The team of researchers successfully carried out this strategy on 25 patients in total. Every three weeks, each patient was administered a dose of dendritic cells; it is important to note that these dendritic cells were treated with tumor cells by a process described above.

The exposure of dendritic cells at periodic intervals was carried out for six months. A huge increase in the number of T-cells was reported in more than half of the patients included in this trial. What’s more fascinating is the fact that generated T-cells were specifically reactive to tumor cells. In other words, the personalized vaccine developed for combating cancer was hugely successful.

The patients that responded to this treatment showed 100 percent survival for a period of two years.
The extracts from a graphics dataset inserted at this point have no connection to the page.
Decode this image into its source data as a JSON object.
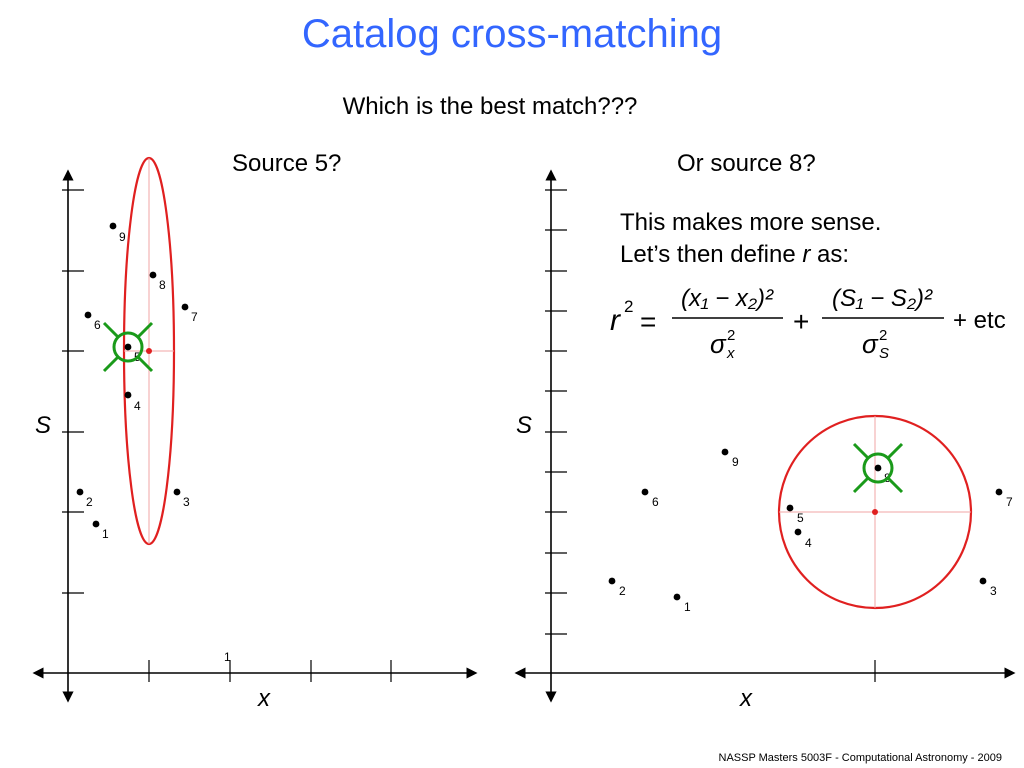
{
  "slide": {
    "title": "Catalog cross-matching",
    "subtitle": "Which is the best match???",
    "left_caption": "Source 5?",
    "right_caption": "Or source 8?",
    "explanation_line1": "This makes more sense.",
    "explanation_line2_before": "Let’s then define ",
    "explanation_r": "r",
    "explanation_line2_after": " as:",
    "equation": {
      "lhs": "r",
      "lhs_sup": "2",
      "eq": "=",
      "num1": "(x₁ − x₂)²",
      "den1": "σ",
      "den1_sub": "x",
      "den1_sup": "2",
      "plus": "+",
      "num2": "(S₁ − S₂)²",
      "den2": "σ",
      "den2_sub": "S",
      "den2_sup": "2",
      "tail": "+ etc"
    },
    "footer": "NASSP Masters 5003F - Computational Astronomy - 2009"
  },
  "panels": {
    "left": {
      "x_label": "x",
      "y_label": "S",
      "tick_label": "1",
      "sources": [
        {
          "label": "1"
        },
        {
          "label": "2"
        },
        {
          "label": "3"
        },
        {
          "label": "4"
        },
        {
          "label": "5"
        },
        {
          "label": "6"
        },
        {
          "label": "7"
        },
        {
          "label": "8"
        },
        {
          "label": "9"
        }
      ],
      "best_match": "5",
      "error_ellipse_color": "#e02020",
      "marker_color": "#1a9a1a"
    },
    "right": {
      "x_label": "x",
      "y_label": "S",
      "sources": [
        {
          "label": "1"
        },
        {
          "label": "2"
        },
        {
          "label": "3"
        },
        {
          "label": "4"
        },
        {
          "label": "5"
        },
        {
          "label": "6"
        },
        {
          "label": "7"
        },
        {
          "label": "8"
        },
        {
          "label": "9"
        }
      ],
      "best_match": "8",
      "error_circle_color": "#e02020",
      "marker_color": "#1a9a1a"
    }
  }
}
The patients that failed to respond to this treatment showed an overall survival rate of just 25 percent over a two-year period.

In this experiment, researchers had a included a stage 4 ovarian cancer patient who was 46 years old. The prognosis of this patient is generally very poor with conventional treatment, which includes five courses of chemotherapy. Interestingly, this patient remained disease-free for five long years after receiving 28 doses of the personalized vaccine over a two year period.

In conclusion, the researchers hope that the efficacy of this personalized vaccine would be doubled if it is combined with chemotherapeutic drugs that strive to suppress anti-immune responses of the tumor.